E estas foram as respostas que recebi do ex-senador Artur
Virgílio e atual candidato a prefeitura de Manaus(PSDB-AM).
LL- Qual é a definição de Estado para o
senhor?
AV - Estado, na minha
compreensão, é a entidade acima dos governos, que rege e aponta os rumos e
destinos de uma sociedade. É o conjunto de instituições que ordenam as relações
entre nacionais e com o exterior. Logo, há vários Estados e, a depender da
característica de cada um, poder-se-á medir o grau de influência da sociedade
sobre as decisões que lhe afetam a vida, e, portanto, o nível de liberdade e das
garantias nas mãos dos indivíduos que a compõem.
Temos, então, o Estado de Direito, que se marca por ordem jurídica à qual devem submeter-se governantes, legisladores e governados.
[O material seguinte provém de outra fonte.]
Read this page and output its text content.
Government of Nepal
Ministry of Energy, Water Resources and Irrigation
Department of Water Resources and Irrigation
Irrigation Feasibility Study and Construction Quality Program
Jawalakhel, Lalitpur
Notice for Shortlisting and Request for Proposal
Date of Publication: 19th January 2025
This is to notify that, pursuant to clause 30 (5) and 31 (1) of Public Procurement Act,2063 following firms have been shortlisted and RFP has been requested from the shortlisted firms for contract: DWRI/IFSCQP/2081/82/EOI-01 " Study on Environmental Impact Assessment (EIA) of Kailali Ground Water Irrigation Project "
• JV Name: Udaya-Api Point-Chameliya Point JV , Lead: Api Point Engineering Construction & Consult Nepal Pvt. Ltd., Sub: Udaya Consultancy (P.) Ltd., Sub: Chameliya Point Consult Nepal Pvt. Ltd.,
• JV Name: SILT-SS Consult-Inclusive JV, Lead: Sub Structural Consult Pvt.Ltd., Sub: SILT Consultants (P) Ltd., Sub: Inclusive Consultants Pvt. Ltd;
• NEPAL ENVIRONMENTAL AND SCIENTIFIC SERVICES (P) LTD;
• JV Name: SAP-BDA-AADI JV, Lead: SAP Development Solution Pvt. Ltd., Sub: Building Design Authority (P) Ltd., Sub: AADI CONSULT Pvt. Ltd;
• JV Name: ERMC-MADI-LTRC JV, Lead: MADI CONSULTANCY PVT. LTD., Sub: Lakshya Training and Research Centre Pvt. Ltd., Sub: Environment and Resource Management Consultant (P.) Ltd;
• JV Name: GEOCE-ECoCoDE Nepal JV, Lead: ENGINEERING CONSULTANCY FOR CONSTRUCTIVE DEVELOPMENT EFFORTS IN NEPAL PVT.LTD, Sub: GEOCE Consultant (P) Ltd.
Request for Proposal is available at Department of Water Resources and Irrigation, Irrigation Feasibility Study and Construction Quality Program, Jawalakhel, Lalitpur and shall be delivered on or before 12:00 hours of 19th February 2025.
Assim, como temos o Estado totalitário, que se põe acima dos cidadãos e da cidadania e representa os anseios e a força de um grupo de pessoas, que gerenciam a sociedade impondo-lhe limitações que não foram com ela consensualizadas.
Todo Estado dispõe de aparato
coercitivo que é empregado em defesa de direitos estabelecidos no interior da
ordem jurídica democrático-burguesa ou como máquina de sustentação de ditaduras
militares ou civis, laicas ou religiosas, pró-capitalismo ou anticapitalistas.
No Estado de Direito, é mais nítida sua separação da noção de Governo e, por
igual, é mais clara a separação de Governo e propriedade do que no Estado que
paire acima de ordem jurídica que lhe limite o poder, que restrinja o exercício
do poder a regras amplamente discutidas e aceitas no seio da
sociedade.
Os direitos fundamentais
representam o anteparo dos cidadãos diante do Estado. Se tais direitos não são
reconhecidos, o quadro que se desenha é o da supressão de liberdades públicas,
sociais e individuais. Os direitos essenciais possibilitam os direitos sociais,
que são a marca da sociedade no interior do Estado de Direito, que o é,
precisamente, pelo contrato que lhe define fronteiras que o poder absoluto
desconhece.
O Estado concebido por Karl Marx
parte da premissa de que a ele cabe arbitrar as lutas de classes sociais,
estabelecendo a ditadura do proletariado que, a partir do instante em que se
fizesse classe única, abriria espaço para a sociedade igualitária, e a tal ponto
democrática, que redundaria na extinção da própria figura do Estado.
O Estado democrático-burguês
busca a conciliação entre as classes sociais e não se prevê extinto em futuro
qualquer, embora caibam a seu respeito debates intensos sobre suas funções, seu
tamanho, sua abrangência. O primeiro nega o capitalismo e prega a transição
socialista rumo ao comunismo sem Estado. O segundo vem reformando o sistema
capitalista de produção de modo a mantê-lo capaz de gerar riquezas e bem estar
social capazes de reproduzi-lo enquanto modelo tempos afora, desmentindo as
previsões marxistas de que as crises cíclicas que afetam sua economia levariam
inexoravelmente à ditadura do proletariado.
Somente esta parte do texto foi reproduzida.